Idonia paced to the mantel and paused just long enough to adjust a candlestick. “And I’m not the only one who feels that way. Paulette Morgan—you know Paulette—dispatcher over at the police department—anyway, she told me Opal’s brother was in there yesterday carryin’ on something terrible about what happened to Opal. The man’s no fool. He knows good and well it was murder.”

I wasn’t surprised. From what Terrance Banks had said when we spoke with him the day before, he was as determined to get to the bottom of this as we were.

“What else did they want to know?” I asked.

Idonia perched on the arm of a chair and spoke so softly I had to strain to hear her. “They asked where he got the locket.”

I leaned forward. “Where did he get it?”

“From some booth at a flea market in Charlotte.” Idonia flushed. “Oh, I know Melrose stretched the truth—okay, he told a whopper about it being a family heirloom and all, but he wanted it to be special, you see. He had no idea it had belonged to the Tanseys’ daughter.”

“And to Opal’s family before that. I’m surprised Opal didn’t mention it to him,” Ellis said. “Didn’t he show it to her?”

Idonia nodded. “Told him her grandmother or somebody like that—had had one just like it. She wanted to know where he got
it, but of course he didn’t want to admit it came from a flea market. Silly man! Didn’t he know it wouldn’t have mattered to me where it came from?”

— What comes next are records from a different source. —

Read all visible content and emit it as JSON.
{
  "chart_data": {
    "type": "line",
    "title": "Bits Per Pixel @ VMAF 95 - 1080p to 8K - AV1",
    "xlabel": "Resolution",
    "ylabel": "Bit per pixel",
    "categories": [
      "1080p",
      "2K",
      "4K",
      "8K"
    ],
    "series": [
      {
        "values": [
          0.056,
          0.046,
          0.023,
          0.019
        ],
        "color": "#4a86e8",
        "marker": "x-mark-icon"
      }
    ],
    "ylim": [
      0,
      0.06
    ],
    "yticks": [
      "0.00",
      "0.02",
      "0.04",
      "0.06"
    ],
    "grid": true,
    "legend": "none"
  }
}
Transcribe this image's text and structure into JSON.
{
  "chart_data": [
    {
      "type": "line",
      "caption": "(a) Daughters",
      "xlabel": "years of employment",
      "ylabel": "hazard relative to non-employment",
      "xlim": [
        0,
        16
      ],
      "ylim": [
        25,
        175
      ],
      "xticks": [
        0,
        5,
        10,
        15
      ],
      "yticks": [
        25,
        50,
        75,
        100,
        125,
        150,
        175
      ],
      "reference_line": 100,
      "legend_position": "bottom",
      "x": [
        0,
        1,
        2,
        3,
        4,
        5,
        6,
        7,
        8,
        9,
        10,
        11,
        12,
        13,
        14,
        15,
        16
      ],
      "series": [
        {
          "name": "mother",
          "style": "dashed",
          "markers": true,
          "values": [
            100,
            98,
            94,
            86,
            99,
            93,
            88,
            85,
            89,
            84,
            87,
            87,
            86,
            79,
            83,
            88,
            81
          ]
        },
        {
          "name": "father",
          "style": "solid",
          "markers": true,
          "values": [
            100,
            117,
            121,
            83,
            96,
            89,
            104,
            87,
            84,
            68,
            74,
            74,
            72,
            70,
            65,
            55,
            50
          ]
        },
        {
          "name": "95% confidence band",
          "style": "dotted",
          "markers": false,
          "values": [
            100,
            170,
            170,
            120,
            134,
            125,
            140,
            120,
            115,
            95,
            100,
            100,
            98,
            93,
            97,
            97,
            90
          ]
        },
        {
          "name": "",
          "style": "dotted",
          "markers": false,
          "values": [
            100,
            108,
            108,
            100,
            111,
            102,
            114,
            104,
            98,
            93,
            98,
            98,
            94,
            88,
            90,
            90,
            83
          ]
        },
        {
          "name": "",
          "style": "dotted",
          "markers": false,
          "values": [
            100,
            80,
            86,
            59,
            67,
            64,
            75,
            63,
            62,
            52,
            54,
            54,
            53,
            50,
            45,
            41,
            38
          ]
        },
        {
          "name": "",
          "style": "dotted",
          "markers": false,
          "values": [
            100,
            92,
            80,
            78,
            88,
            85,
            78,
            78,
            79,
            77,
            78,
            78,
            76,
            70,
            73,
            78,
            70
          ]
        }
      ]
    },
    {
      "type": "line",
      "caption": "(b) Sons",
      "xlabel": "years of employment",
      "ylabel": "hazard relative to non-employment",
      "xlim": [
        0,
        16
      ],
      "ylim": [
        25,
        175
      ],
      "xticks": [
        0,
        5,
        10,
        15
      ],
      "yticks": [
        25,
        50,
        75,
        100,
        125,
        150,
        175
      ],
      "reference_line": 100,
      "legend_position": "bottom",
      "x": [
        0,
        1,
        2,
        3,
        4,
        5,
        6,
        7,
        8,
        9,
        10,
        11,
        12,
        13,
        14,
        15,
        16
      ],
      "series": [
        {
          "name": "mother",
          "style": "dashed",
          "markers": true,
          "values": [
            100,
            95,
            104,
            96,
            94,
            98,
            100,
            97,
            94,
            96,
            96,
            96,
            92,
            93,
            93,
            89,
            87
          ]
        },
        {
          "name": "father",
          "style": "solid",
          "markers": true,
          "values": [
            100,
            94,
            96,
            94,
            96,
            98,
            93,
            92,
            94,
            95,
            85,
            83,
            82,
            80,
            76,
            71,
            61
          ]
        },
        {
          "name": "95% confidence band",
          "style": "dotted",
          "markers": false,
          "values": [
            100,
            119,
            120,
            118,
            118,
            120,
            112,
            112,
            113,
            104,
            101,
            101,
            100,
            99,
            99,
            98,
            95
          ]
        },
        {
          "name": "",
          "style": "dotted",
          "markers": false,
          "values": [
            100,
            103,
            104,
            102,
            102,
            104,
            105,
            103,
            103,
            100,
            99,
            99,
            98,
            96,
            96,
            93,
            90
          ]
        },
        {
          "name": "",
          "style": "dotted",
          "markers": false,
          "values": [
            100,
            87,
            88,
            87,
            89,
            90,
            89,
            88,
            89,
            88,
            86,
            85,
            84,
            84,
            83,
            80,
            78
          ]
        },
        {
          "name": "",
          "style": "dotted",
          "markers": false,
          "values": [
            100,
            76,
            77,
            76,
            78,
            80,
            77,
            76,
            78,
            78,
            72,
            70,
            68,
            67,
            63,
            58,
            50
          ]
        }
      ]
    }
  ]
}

Idonia turned away, I thought to hide her tears, but she stood and spoke with new resolve. “I want to speak with Al Evans. When Melrose disappeared after Opal died the police took a box of his belongings from the Spring Lamb. They turned it over to Al after they looked through it since he’s his closest kin. I’d like to know what’s in there.”

Ellis grinned. “Lucy Nan thinks Al’s been hiding Melrose. Thought they were in cahoots together.”

“I did not!” I shot her a dirty look.

“Did, too! After Opal’s funeral you wanted us to follow that poor man home. You know you did, Lucy Nan.”

“Well … I thought he might know where Melrose was,” I admitted.

“I wish he did,” Idonia said, “but there might be something in the notes Melrose made that would give us an idea where to find him. I know he kept a notebook from that correspondence course he was taking. It’s got to be in there.”

I remembered what Idonia had said about Melrose taking a course in detective work and offered to bring her the box.

“I’ll come with you,” she said.

“Idonia, if Nathan wakes from his nap and finds you gone, I won’t be responsible for what he might do,” I told her. “If you’ll call Al and tell him we’re on the way, we’ll be back before you can say, John Robinson.”